Blog > What is the FATF?

21st April 2022


What is the FATF?

The Financial Action Task Force (FATF) is a global money laundering and terrorist financing authority that works to prevent financial criminal activity and promote global compliance standards. The FATF was founded in 1989 following an agreement by the G7, which at the time comprised Canada, France, West Germany, Italy, Japan, the UK and the US. The agreement recognised the need for an international organisation that could study emerging financial crime trends, and monitor the anti-money laundering (AML) standards of world governments. In 2001, following the September 11 terrorist attacks, the FATF added the counter-financing of terrorism (CFT) to its mandate.

Upon its foundation, the FATF had 16 member states. By 2022, that number had grown to 39, with hundreds more committed to implementing its AML/CFT policies and recommendations.

What does the FATF do?

The FATF’s stated objectives are to ‘set standards and promote effective implementation of legal, regulatory, and operational measures for combating money laundering, terrorist financing and other related threats to the integrity of the international financial system’. The FATF achieves those objectives in two main ways: by developing and implementing AML/CFT policy in the form of a series of recommendations, and by issuing mutual evaluation reports (MER) on individual countries in order to assess their domestic AML/CFT compliance performance. 

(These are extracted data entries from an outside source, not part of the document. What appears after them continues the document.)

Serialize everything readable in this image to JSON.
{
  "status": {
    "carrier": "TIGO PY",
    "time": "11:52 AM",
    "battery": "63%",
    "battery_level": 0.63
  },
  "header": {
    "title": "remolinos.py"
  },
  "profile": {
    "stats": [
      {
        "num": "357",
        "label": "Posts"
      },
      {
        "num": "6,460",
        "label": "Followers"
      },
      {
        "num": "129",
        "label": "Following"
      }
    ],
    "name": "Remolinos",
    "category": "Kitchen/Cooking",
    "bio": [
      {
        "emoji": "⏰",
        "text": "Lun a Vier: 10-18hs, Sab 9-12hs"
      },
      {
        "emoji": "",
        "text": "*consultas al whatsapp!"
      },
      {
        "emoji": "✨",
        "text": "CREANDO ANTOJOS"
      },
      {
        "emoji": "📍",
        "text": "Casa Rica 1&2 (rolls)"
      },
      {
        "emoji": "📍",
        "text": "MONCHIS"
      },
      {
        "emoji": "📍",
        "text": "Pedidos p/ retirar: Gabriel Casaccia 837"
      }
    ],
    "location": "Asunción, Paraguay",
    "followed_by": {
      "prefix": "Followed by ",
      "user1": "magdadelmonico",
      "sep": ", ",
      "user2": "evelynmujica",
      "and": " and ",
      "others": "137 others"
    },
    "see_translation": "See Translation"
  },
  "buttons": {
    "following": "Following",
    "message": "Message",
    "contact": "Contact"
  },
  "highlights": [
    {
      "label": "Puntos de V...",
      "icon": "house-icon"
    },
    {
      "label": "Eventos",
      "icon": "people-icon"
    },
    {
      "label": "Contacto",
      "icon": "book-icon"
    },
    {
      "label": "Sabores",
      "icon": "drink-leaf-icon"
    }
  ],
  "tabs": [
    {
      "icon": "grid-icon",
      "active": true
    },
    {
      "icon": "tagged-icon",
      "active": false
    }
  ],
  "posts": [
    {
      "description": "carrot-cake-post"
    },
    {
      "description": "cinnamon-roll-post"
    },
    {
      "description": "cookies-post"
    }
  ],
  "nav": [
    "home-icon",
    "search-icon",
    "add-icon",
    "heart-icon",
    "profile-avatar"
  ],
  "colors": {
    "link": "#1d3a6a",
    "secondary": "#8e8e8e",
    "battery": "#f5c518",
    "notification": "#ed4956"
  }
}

The FATF’s 40 Recommendations

The FATF’s recommendations represent a list of AML/CFT compliance measures and controls that member states must implement and enforce via domestic legislation. There are currently 40 recommendations, each of which address some aspect of money laundering methodology, and an additional 9 Special Recommendations that address terrorism financing. The 40 Recommendations set out details of specific compliance controls and require member states to adopt the following regulatory principles: 

  • Money laundering should be treated as a criminal offence and authorities should be able to confiscate its proceeds. 
  • Member states should establish a national authority known as a financial intelligence unit (FIU) to analyse and process money laundering reports submitted by financial service providers. 
  • Domestic firms should be required to implement a risk-based approach to AML/CFT compliance, conducting assessments of their customers and transactions and then deploying an AML response commensurate with the risk that they face. 
  • Firms should conduct suitable due diligence on their customers in order to build accurate individual risk profiles and determine the appropriate compliance response.
  • Firms should monitor their customers’ financial activity on an ongoing basis. 
  • Firms should submit suspicious activity reports (SAR) to the authorities in a timely manner when they detect potential money laundering activity. 
  • Member states should co-operate with international money laundering investigations and prosecutions. 

Mutual Evaluation Reports

FATF mutual evaluation reports are in-depth reports which analyse a country’s success in implementing the 40 Recommendations. The MER process involves a peer review by representatives of different FATF member states who assess the target country’s technical compliance with the FATF’s AML/CFT recommendations, and the effectiveness of those measures in combatting money laundering and terrorism financing. 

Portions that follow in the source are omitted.